Space travel suddenly seems like the thing today. Private space companies, including Space X, give us a glimpse at the rockets meant to take us deeper into our solar system. So too a show, National Geographic's Mars, is offering a window into how humans will colonize the red planet tackling issues from what we'll eat, to how we'll pay for it all.
With Ron Howard and Brian Grazer as executive producers, the story follows a familiar narrative arc of hopeful discovery, drama and most keenly wonderment. Mars, though, is not just about the idea of traveling further in to our galaxy, but about how to bend the idea of storytelling.
"There's no such thing as innovation without experimentation," said Howard during a lunch for the second season of Mars in New York City, who added that the show was "…intent on taking people on the adventure."
Mars, which second season drops today, November 12, is a hybrid of fact and fiction with a scripted series that's interwoven with documentary footage about the Earth's current space program told by Elon Musk, Neil deGrasse Tyson and other experts.
Issues of isolation and survival are of course part of this story. So too is how we'll come up with the money to pay for this scientific mission. That's one reason the second season touches not just on exploration, but also exploitation, said Courteney Monroe, CEO of National Geographic Global Networks. Mars is now being mined in the show, a way to bring commercial funding to the colony.
"National Geographic's "Mars" co-executive producer Ron Howard at a launch for its second season in New York.National Geographic
Another narrative thread, which started in Season 1, is how humans will get enough nutrients to survive on a planet where plants can't exactly be grown in the soil.
Viewers familiar with the film The Martian, will recall astronaut Mark Watney was forced to grow, and eat, a lot of potatoes after he's marooned on Mars. Experts believe, however, that what we'll eat on Mars will be quite a bit more varied. Still, the food that goes up with the first Mars astronauts needs to be different from any sent with astronauts in the past.
To start, any grub sent to Mars will need to last at least the 34 months astronauts are expected to spend getting to Mars, being on the planet, and returning to Earth. Food also has to be nutritious and acceptable in flavor and variety.

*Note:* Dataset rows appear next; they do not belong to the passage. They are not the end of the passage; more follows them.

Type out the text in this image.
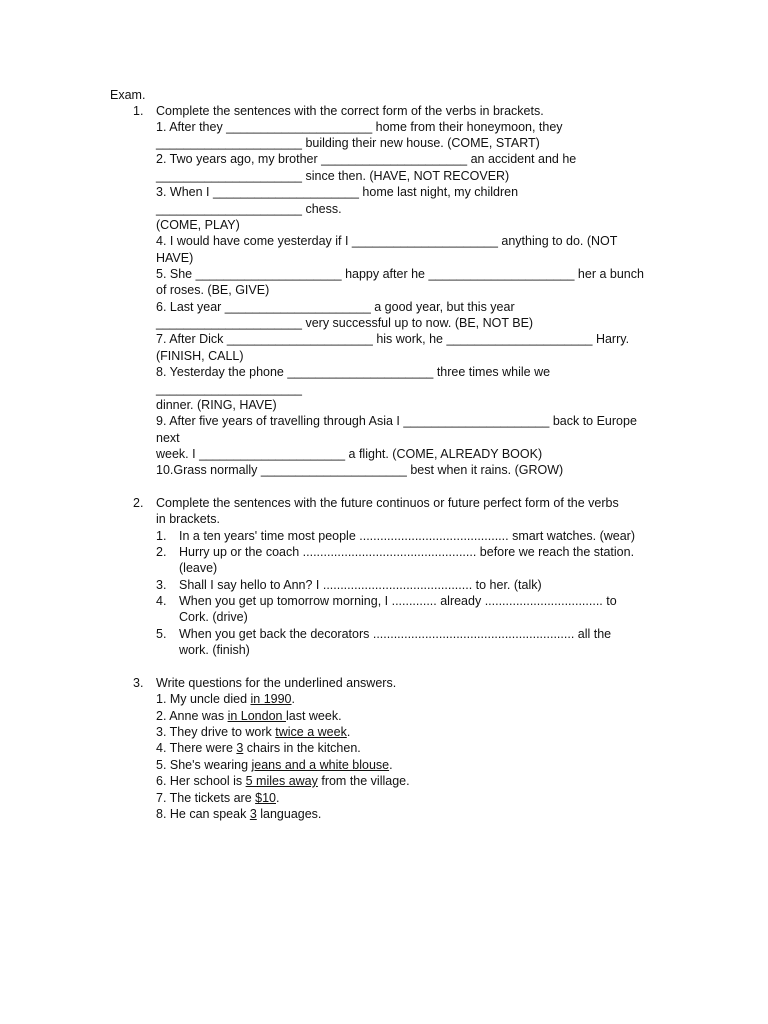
Exam.
1. Complete the sentences with the correct form of the verbs in brackets.
1. After they _____________________ home from their honeymoon, they
_____________________ building their new house. (COME, START)
2. Two years ago, my brother _____________________ an accident and he
_____________________ since then. (HAVE, NOT RECOVER)
3. When I _____________________ home last night, my children
_____________________ chess.
(COME, PLAY)
4. I would have come yesterday if I _____________________ anything to do. (NOT
HAVE)
5. She _____________________ happy after he _____________________ her a bunch
of roses. (BE, GIVE)
6. Last year _____________________ a good year, but this year
_____________________ very successful up to now. (BE, NOT BE)
7. After Dick _____________________ his work, he _____________________ Harry.
(FINISH, CALL)
8. Yesterday the phone _____________________ three times while we
_____________________
dinner. (RING, HAVE)
9. After five years of travelling through Asia I _____________________ back to Europe
next
week. I _____________________ a flight. (COME, ALREADY BOOK)
10.Grass normally _____________________ best when it rains. (GROW)
2. Complete the sentences with the future continuos or future perfect form of the verbs
in brackets.
1. In a ten years' time most people ........................................... smart watches. (wear)
2. Hurry up or the coach .................................................. before we reach the station.
(leave)
3. Shall I say hello to Ann? I ........................................... to her. (talk)
4. When you get up tomorrow morning, I ............. already .................................. to
Cork. (drive)
5. When you get back the decorators .......................................................... all the
work. (finish)
3. Write questions for the underlined answers.
1. My uncle died in 1990.
2. Anne was in London last week.
3. They drive to work twice a week.
4. There were 3 chairs in the kitchen.
5. She's wearing jeans and a white blouse.
6. Her school is 5 miles away from the village.
7. The tickets are $10.
8. He can speak 3 languages.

Michele Perchonok, a former NASA food scientist who spent 17 years working at the NASA Johnson Space Center, said that meals going up to the International Space Station, for example, have an 18-month shelf life, while food heading to Mars will need a five-year shelf life. And for a crew of six people, they will need to bring 24,000 pounds of food. "It costs a lot to launch that food into space," she said.
So there will be pressure to grow food, which Perchonok said could range from bell peppers to onions, strawberries to carrots, and yes, potatoes. Scientists will likely use hydroponics, which replaces soil with a nutrient solution and water, and also likely add wheat, soybean and peanuts to their crops. That would yield tofu, oil and flour for dishes like pasta and sauce, and even cookies or cakes.
Because, said Perchonok, no one is going to be happy about forgoing dessert for five years. That freeze-dried ice cream we remember from the Moon missions? Probably not going to cut it for tomorrow's astronauts, even after experiencing the wonder of being the first humans to colonize Mars.